Semangat juang para kiai yang begitu membara, membuat masyarakat semakin berani untuk turut serta mengusir penjajah. Kaum penjajah pun berpikir keras untuk mengikis semangat perjuangan kemerdekaan yang disebarkan oleh para kiai dan santri. Caranya adalah memisahkan pesantren dari masyarakat. Tapi Belanda mengalami kesulitan karena pesantren adalah satu-satunya lembaga pendidikan untuk pribumi di masa itu.

Snouck Hurgronje, penasehat pemerintah jajahan, merekomendasikan pendirian “sekolah tipe Barat“ untuk menanamkan budaya Barat sekaligus memperkuat pengaruh Belanda. Harry J. Benda memaparkan, maksud terselubung dari pendirian sekolah umum untuk pribumi pada awal tahun 1900-an adalah untuk menghabisi pengaruh pesantren dan tokoh agama. Nah, sekolah-sekolah Belanda tersebut merupakan cikal bakal sekolah formal yang berdiri sekarang ini.

Sejak awal, pesantren “mengendus” niat jahat Belanda dalam pendirian sekolah untuk pribumi di bawah jargon kebijakan “politik etis”. Jargon manis itu tidak membuat para kiai tertipu. Mayoritas pesantren pada waktu itu dengan tegas menolak sekolah Belanda. Reaksi tersebut menjadi pilihan untuk menangkis upaya penjajah yang memecah belah antara pesantren dan masayarakat.

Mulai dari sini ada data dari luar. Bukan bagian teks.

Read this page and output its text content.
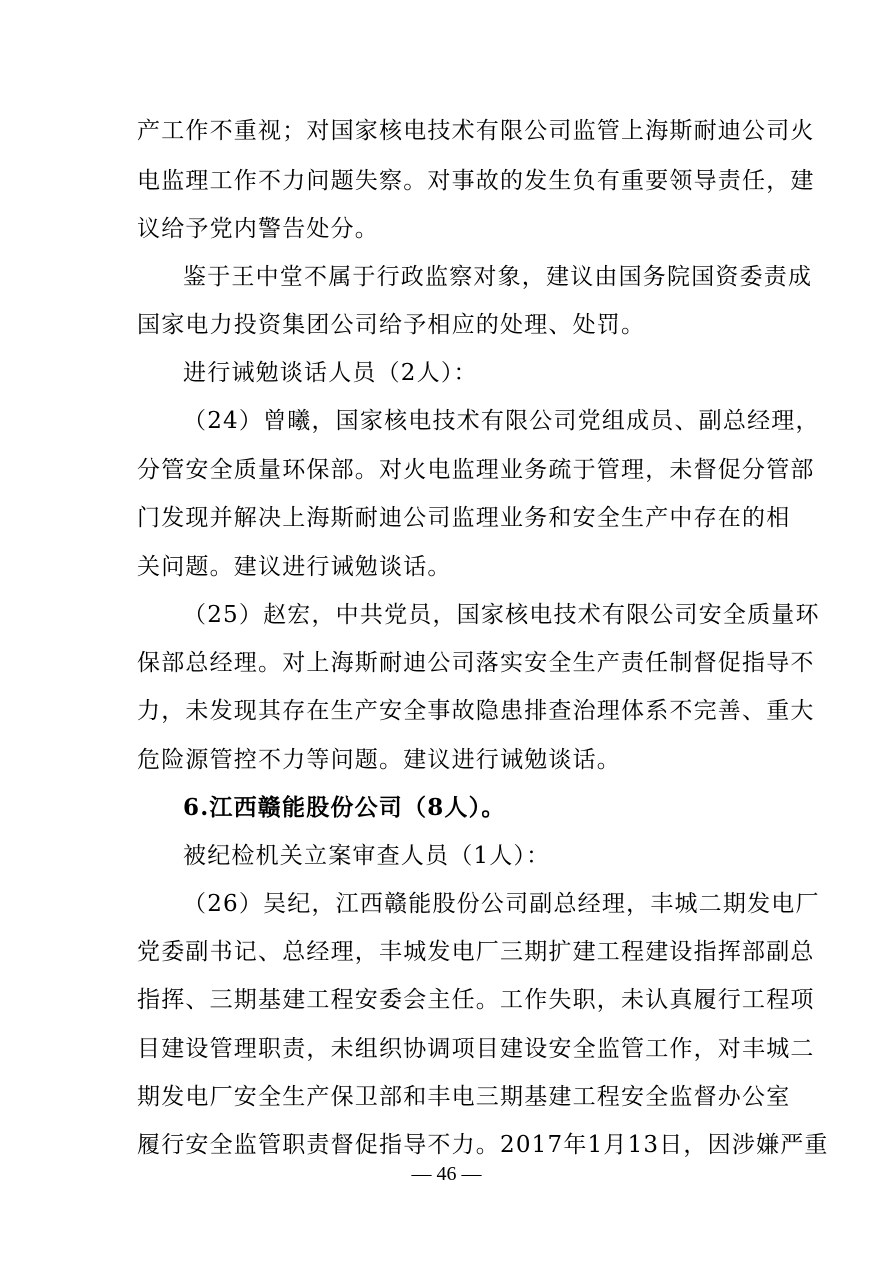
产工作不重视；对国家核电技术有限公司监管上海斯耐迪公司火
电监理工作不力问题失察。对事故的发生负有重要领导责任，建
议给予党内警告处分。
鉴于王中堂不属于行政监察对象，建议由国务院国资委责成
国家电力投资集团公司给予相应的处理、处罚。
进行诫勉谈话人员（2人）：
（24）曾曦，国家核电技术有限公司党组成员、副总经理，
分管安全质量环保部。对火电监理业务疏于管理，未督促分管部
门发现并解决上海斯耐迪公司监理业务和安全生产中存在的相
关问题。建议进行诫勉谈话。
（25）赵宏，中共党员，国家核电技术有限公司安全质量环
保部总经理。对上海斯耐迪公司落实安全生产责任制督促指导不
力，未发现其存在生产安全事故隐患排查治理体系不完善、重大
危险源管控不力等问题。建议进行诫勉谈话。
6.江西赣能股份公司（8人）。
被纪检机关立案审查人员（1人）：
（26）吴纪，江西赣能股份公司副总经理，丰城二期发电厂
党委副书记、总经理，丰城发电厂三期扩建工程建设指挥部副总
指挥、三期基建工程安委会主任。工作失职，未认真履行工程项
目建设管理职责，未组织协调项目建设安全监管工作，对丰城二
期发电厂安全生产保卫部和丰电三期基建工程安全监督办公室
履行安全监管职责督促指导不力。2017年1月13日，因涉嫌严重
— 46 —
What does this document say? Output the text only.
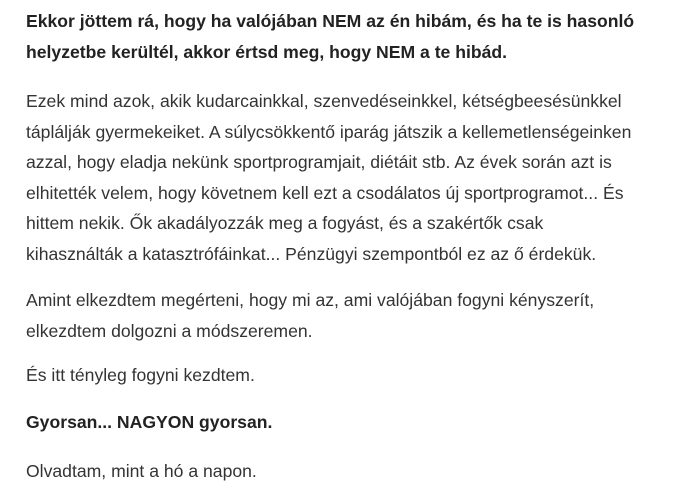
Ekkor jöttem rá, hogy ha valójában NEM az én hibám, és ha te is hasonló
helyzetbe kerültél, akkor értsd meg, hogy NEM a te hibád.

Ezek mind azok, akik kudarcainkkal, szenvedéseinkkel, kétségbeesésünkkel
táplálják gyermekeiket. A súlycsökkentő iparág játszik a kellemetlenségeinken
azzal, hogy eladja nekünk sportprogramjait, diétáit stb. Az évek során azt is
elhitették velem, hogy követnem kell ezt a csodálatos új sportprogramot... És
hittem nekik. Ők akadályozzák meg a fogyást, és a szakértők csak
kihasználták a katasztrófáinkat... Pénzügyi szempontból ez az ő érdekük.

Amint elkezdtem megérteni, hogy mi az, ami valójában fogyni kényszerít,
elkezdtem dolgozni a módszeremen.

És itt tényleg fogyni kezdtem.

Gyorsan... NAGYON gyorsan.

Olvadtam, mint a hó a napon.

Tidak cukup sampai di situ, ada alasan paling prinsip dari sikap non kooperatif pesantren terhadap sekolah Belanda. Yaitu, upaya melindungi agama Islam dan budaya bangsa Indonesia. Sekolah Belanda tidak menjamin berlangsungnya pembelajaran agama Islam bagi anak didiknya. Bagaimana nasib akidah kaum muslimin Indonesia di masa datang? Lebih jauh lagi, apakah semua disiplin ilmu yang diajarkan sesuai dengan ajaran Islam?

Jadi, jikalau pelajar hanya belajar dari bangku sekolah Belanda tanpa mengikuti madrasah diniyah ataupun belajar nilai-nilai keislaman secara informal, maka konskuensinya bisa ditebak. Budaya Barat, materialisme, hedonisme, sekulerisme, kenakalan remaja akan menjadi akidah dan syariah para pelajar Indonesia. Kesimpulannya, penolakan para kiai adalah bagian dari perang politik, perang budaya, dan perang ideologi.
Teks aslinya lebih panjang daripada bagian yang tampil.